Ari Figue’s Cat is Jacob Russell’s deep, perplexing novel of finding love in the least likely of places, and its complexity will either enthrall or completely alienate readers. But for those who enjoy experimental literature, this book will entertain.
The story gets rolling in 2002 in Philadelphia, where the title character rides the Frankford El, one of the city’s train lines. Ari has fallen in love at first sight with a woman he calls the Snow Angel, and from there he travels through the city and through time. As a result, Ari’s story also becomes a story of the City of Brotherly Love, which is documented through alternating journal entries and straightforward prose.

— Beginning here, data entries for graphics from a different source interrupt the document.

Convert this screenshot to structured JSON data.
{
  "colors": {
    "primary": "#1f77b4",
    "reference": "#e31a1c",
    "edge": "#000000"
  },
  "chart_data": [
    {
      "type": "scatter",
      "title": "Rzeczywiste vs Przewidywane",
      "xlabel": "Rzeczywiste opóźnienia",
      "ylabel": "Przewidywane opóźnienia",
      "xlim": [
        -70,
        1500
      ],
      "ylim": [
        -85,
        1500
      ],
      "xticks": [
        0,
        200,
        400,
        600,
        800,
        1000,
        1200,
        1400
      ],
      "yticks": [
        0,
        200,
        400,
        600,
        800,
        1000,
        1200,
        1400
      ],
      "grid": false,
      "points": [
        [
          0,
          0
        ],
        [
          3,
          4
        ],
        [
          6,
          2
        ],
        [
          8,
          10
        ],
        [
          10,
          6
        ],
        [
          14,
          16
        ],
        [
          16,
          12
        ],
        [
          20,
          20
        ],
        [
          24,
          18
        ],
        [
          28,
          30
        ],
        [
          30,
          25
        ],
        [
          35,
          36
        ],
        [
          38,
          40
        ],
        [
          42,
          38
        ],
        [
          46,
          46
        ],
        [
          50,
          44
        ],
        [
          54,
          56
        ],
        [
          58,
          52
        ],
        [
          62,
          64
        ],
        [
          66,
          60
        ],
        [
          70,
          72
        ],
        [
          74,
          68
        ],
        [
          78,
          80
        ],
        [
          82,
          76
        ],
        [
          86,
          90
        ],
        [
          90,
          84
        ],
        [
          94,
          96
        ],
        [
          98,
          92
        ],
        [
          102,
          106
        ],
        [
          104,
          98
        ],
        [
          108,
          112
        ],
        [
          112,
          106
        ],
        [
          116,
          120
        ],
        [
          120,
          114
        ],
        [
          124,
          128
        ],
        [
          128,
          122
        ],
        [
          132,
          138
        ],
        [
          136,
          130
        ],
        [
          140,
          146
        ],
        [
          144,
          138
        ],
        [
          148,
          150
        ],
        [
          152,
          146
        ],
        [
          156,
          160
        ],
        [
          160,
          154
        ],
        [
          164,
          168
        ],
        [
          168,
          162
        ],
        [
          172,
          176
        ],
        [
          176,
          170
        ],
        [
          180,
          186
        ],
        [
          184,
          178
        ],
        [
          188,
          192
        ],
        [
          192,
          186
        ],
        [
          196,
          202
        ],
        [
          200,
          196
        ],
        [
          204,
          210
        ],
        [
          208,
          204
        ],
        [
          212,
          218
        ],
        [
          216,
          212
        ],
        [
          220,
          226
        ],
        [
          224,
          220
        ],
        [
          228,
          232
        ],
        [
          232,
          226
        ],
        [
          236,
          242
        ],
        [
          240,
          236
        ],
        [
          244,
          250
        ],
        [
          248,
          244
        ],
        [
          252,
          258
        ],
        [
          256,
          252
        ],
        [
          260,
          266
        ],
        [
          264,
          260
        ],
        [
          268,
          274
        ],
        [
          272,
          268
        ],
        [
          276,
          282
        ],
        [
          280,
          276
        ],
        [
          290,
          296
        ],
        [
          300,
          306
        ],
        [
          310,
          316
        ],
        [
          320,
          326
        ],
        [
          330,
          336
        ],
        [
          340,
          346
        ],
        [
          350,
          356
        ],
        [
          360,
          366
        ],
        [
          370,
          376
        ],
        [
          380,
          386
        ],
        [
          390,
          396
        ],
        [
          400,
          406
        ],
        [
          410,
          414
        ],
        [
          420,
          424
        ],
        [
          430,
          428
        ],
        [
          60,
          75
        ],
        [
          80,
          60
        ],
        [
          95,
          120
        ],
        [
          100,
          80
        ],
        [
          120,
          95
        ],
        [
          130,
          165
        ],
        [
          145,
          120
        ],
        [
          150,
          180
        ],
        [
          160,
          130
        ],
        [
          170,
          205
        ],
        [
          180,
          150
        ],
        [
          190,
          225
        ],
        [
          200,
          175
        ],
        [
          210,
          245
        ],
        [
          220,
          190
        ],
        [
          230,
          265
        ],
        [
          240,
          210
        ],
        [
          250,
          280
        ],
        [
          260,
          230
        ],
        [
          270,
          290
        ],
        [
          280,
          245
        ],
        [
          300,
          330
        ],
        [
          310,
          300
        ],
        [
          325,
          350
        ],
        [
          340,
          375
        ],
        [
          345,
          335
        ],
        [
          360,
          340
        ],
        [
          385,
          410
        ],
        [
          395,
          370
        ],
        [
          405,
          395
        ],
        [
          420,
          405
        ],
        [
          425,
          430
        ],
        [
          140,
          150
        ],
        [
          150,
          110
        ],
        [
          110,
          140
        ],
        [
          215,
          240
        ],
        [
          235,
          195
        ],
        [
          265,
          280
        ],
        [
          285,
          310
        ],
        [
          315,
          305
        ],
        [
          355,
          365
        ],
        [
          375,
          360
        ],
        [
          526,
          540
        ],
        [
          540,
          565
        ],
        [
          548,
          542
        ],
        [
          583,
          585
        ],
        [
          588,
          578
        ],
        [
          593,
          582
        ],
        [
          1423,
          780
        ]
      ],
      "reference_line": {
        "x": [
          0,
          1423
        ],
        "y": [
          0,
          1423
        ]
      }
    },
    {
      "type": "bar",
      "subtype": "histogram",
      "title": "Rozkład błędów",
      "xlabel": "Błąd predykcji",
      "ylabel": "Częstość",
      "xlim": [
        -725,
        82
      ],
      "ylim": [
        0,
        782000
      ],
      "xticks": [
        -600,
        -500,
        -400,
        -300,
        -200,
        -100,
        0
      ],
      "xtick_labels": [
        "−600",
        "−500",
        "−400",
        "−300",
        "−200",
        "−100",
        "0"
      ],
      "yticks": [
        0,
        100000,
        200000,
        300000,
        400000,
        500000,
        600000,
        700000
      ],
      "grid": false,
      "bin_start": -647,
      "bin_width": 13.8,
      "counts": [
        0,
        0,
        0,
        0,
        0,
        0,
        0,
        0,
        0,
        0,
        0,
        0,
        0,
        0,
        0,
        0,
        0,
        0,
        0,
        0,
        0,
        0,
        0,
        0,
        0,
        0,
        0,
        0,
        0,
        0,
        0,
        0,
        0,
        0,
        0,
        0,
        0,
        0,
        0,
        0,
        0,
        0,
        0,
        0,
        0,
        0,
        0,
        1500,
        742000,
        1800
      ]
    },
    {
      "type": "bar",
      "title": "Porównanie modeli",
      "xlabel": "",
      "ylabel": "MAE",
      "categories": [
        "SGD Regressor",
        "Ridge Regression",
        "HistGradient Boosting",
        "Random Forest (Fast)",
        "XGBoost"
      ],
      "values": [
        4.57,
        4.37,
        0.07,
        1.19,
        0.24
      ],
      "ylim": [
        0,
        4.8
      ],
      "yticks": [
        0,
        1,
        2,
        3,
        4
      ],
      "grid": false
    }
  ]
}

This is not a book for those looking for an easy exploration of love. This is experimental literature mixed with poetry, and it’s complicated. The author uses words as art, and there are lovely descriptions of Philadelphia, snow, and people. As the narrative does not move sequentially from point A to point B, there are a lot of stops along the way, with each description and encounter imbued with layers of meaning. Avant-garde, dreamscape imagery, fragments of journal entires—all are hallmarks of the experimental genre, and all are present here. Even the font size changes to reflect different thoughts and emotions, much like the technical innovations seen by experimental authors in the past. The typesetting is visually stunning and pleasing to read.
There is so much going on in Ari Figue’s Cat: examinations of love, life, and death. It may be best to take in this book one chapter at a time and to pause at regular intervals. At its most basic level, the book offers a tale of a vibrant city full of mysteries and stories yet to be unearthed, and it invites readers to dig a little deeper if they choose.